Le 27 avril 2018
Chère maman,
Je suis tellement désolée... Tu sais que je ne l'ai pas fait exprès hein ?
Sur le parquet ressort une forme plus foncée que le reste des lattes de bois, c'est ici que, plus tôt dans la journée, le flacon s'est cassé et a libéré son contenu. Ton parfum s'est propagé partout, tout comme son odeur.
A l'enterrement, je n'ai pas pleuré. Je n'ai pas trouvé de raisons valables pour le faire. Ce départ n'a rien changé à ma vie... Alors pourquoi ai-je l'impression, aujourd'hui, que ce sont mes larmes qui ont taché le sol ?
Ma douce maman, je te demande pardon.
Quand j'ai vu la flaque, j'ai machinalement ramassé chacun des gros éclats de verre puis je me suis agenouillée, sans même en avoir conscience. En essayant de réunir les minuscules morceaux, l'un d'eux est entré dans mon doigt, c'est à ce moment que j'ai réalisé. Une première perle est apparue sur mon visage, elle s'est élancée de mes yeux jusqu'au sol, ne laissant derrière elle qu'une fine ligne me balafrant la joue.
Et cette étiquette rose... Une couleur ignoble, et pourtant, je la regardais parfois pour le simple plaisir de la voir nichée sur le petit récipient de verre.
Tandis que je ramassais toujours les minuscules éclats, le téléphone s'est mis à sonner, cinq fois. Pourquoi lorsqu'une tâche nous parait essentielle, faut-il que l'on soit constamment interrompu ? Je ne sais même pas si j'ai réussi à tous les avoir, ces petits bouts de verre... Peut-être l'un d'eux me coupera le pied dans quelques mois, et alors je retrouverai cette odeur fruitée. Selon toi maman, la douleur que je ressentirai alors, me rendra t-elle heureuse ? Je t'avoue ne pas le savoir moi-même.
Je n'ai jamais vraiment compris cette coutume, comme je n'ai jamais vraiment compris mes contemporains. Nous sommes trop différents.

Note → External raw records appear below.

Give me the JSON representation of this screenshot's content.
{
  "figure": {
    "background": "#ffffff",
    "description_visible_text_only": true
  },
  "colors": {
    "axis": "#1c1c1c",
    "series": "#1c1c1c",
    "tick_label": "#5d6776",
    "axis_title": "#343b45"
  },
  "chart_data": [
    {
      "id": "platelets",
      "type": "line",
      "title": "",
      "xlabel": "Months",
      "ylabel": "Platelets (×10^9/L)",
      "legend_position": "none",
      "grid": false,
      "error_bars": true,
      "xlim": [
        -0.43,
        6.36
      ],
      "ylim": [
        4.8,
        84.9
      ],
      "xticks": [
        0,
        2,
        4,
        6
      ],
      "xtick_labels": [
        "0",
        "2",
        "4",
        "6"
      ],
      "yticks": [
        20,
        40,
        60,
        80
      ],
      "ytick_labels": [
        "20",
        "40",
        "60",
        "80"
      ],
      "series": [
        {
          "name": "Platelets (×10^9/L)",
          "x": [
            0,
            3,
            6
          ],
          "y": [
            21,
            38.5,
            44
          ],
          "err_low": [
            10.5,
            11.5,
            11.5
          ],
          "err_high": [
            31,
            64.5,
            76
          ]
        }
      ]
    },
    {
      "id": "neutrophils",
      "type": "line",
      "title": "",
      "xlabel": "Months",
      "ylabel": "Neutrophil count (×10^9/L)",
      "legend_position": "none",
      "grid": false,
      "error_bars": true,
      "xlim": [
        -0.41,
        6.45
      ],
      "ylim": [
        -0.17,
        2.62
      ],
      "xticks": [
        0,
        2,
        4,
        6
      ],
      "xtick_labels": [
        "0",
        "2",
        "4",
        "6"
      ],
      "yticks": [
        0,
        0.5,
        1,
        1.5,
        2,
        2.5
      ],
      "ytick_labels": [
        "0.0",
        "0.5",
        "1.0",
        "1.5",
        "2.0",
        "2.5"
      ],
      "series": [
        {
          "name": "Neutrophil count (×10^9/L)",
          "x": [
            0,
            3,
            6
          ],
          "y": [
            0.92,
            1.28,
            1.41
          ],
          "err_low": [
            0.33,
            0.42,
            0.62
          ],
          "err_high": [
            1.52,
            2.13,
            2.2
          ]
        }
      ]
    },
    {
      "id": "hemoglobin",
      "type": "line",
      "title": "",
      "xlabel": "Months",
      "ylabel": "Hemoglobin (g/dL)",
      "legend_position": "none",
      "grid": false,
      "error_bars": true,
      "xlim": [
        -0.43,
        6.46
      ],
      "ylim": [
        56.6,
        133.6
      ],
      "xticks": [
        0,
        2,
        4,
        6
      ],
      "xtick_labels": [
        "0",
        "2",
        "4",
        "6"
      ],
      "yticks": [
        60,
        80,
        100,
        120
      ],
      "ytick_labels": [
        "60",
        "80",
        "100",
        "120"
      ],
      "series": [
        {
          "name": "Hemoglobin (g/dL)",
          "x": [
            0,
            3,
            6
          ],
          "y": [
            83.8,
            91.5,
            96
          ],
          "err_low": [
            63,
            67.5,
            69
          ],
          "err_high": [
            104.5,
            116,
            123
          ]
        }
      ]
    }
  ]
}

J'aurais aimé ouvrir la fenêtre, dégager le parfum entêtant, mais il faisait si froid dehors, et j'avais peur que mes derniers souvenirs de toi s'envolent avec l'odeur.
Maman, pourquoi suis-je la seule qui n'ai pas eu ton amour ? J'ai découvert ton visage à l'enterrement. Tu ne m'as jamais adressé un mot, une lettre, un regard... Je me souviendrais toujours de tes cheveux d'or. Ils se répandaient sur tes fines épaules et descendaient jusque sous ta poitrine. Tu étais si belle dans ta robe blanche... Nous aurions pu être jumelles tant je te ressemblais, tu m'as paru si jeune, si calme. Ton visage à lui seul faisait toute ta beauté, une beauté intemporelle.
On m'a dit que tous tes meubles, tes robes et ton argent ont été donnés à des associations. Tout, sauf ce parfum
Ces quatre mots que je n'oublierai jamais.